The plaintiff in error was a member of this bar, and especially bound to know the rules, and that it was a condition precedent to the filing of the record and docketing of the case that security should be given to or that a deposit should be made with the clerk. But knowledge need not be imputed, for by his letter of May 5, 1888, accompanying the record, plaintiff in error showed actual knowledge of the necessity for the deposit, and assured the clerk that it would be forwarded, while at the same time he requested blanks for the entry of appearance of counsel on both sides. In view of this letter, it is impossible for us to doubt that the plaintiff in error was, as every member of our bar should be, sufficiently acquainted with our rules and the conduct of business in the clerk's office. But he forwarded no deposit or fee bond, nor paid the specified fee for filing the transcript, nor transmitted a formal appearance, though blanks had been sent him May 10, 1888, as requested.

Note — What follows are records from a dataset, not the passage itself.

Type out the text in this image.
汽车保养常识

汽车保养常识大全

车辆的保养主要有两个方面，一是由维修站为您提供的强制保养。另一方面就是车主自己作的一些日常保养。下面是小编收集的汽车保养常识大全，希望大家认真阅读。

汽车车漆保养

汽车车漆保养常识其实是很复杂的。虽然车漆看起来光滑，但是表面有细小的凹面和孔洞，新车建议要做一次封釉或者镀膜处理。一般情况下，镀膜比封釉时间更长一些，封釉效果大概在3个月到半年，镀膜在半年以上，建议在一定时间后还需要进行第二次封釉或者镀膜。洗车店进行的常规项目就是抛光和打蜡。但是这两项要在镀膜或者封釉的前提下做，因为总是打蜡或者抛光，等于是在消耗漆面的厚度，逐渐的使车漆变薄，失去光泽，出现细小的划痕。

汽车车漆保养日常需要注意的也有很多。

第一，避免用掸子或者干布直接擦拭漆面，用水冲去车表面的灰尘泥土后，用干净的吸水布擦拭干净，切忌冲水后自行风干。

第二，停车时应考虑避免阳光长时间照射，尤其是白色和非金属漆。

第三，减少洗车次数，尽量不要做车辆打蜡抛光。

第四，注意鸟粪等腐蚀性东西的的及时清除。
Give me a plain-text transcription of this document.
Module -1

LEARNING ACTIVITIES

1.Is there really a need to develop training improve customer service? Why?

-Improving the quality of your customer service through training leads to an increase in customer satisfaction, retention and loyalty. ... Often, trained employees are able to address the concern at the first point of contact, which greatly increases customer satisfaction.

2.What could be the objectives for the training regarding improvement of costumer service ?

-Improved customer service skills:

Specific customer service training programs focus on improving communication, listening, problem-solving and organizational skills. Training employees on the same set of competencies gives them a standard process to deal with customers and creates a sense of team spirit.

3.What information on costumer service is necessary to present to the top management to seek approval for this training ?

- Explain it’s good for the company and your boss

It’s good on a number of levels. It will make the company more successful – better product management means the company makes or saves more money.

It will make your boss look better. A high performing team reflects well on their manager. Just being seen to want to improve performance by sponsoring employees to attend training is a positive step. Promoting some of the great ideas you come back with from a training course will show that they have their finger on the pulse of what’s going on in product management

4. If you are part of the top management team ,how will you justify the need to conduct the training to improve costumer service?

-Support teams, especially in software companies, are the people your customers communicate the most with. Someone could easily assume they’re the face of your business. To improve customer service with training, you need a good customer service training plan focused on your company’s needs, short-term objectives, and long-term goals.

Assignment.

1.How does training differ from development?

On January 7, 1890, a year and eight months after his letter of May 5, 1888, the plaintiff in error remitted to the clerk the sum of $25, which is the deposit required, and wrote that he found, on looking over his books at New Year's that he had forgotten to send "a docket fee" in the case, and requested the case to be docketed at once, if that had not already been done. The transcript was accordingly filed, and the cause docketed January 13, 1890, as already stated, and plaintiff in error informed thereof.

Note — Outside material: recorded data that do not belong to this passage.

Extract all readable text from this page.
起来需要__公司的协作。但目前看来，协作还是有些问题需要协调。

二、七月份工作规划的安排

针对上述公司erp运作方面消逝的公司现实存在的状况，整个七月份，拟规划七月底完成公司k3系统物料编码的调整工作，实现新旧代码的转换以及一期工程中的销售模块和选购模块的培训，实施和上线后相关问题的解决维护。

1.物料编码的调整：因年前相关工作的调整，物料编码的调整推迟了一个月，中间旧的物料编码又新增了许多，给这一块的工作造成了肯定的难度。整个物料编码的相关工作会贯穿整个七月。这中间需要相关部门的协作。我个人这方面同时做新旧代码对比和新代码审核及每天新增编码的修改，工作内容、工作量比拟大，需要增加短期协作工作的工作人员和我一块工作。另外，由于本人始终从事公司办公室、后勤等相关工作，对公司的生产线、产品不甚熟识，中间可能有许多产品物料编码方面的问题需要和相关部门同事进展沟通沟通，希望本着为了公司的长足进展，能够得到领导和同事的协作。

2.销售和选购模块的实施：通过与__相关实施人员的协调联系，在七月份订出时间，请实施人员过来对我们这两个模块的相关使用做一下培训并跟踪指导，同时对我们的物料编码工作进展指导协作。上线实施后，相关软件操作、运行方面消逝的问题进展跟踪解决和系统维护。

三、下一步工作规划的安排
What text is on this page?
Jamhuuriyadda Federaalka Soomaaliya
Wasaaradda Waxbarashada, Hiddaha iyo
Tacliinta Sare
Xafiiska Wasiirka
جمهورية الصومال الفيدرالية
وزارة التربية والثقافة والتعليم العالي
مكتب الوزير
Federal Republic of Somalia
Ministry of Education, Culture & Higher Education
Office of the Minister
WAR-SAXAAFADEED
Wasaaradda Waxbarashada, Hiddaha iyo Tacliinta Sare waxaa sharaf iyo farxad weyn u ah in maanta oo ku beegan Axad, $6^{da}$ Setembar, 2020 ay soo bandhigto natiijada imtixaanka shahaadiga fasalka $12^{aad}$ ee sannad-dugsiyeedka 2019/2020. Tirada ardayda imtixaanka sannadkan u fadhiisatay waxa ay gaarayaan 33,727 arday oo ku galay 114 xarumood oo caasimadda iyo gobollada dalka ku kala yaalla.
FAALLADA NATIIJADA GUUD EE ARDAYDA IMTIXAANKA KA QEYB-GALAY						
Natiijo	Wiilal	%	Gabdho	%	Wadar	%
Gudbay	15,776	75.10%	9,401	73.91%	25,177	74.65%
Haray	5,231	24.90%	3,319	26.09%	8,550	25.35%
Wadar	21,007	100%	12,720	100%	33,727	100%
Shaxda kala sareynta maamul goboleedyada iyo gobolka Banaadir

We regard the laches of plaintiff in error as too gross to be passed over. We cannot treat his omission to forward the deposit soon after May 5, 1888, nor the twenty months' neglect that thereupon ensued, as attributable to ignorance or inadvertence, or as excusable upon any ground heretofore deemed sufficient. Mere carelessness in the inception may have finally resulted in forgetfulness, but we cannot therefore absolve him from the penalty legitimately attaching to this disregard of our rules. The writ of error must be dismissed.
We regret that we find ourselves compelled to add something further. The printed argument of plaintiff in error contains many allegations wholly aside from the charges made in his complaint, and bearing reproachfully upon the moral character of individuals, which are clearly impertinent and scandalous, and unfit to be submitted to the Court. It is our duty to keep our records clean and free from scandal.
The brief of the plaintiff in error will be stricken from the files, and the writ of error dismissed, and it is so ordered.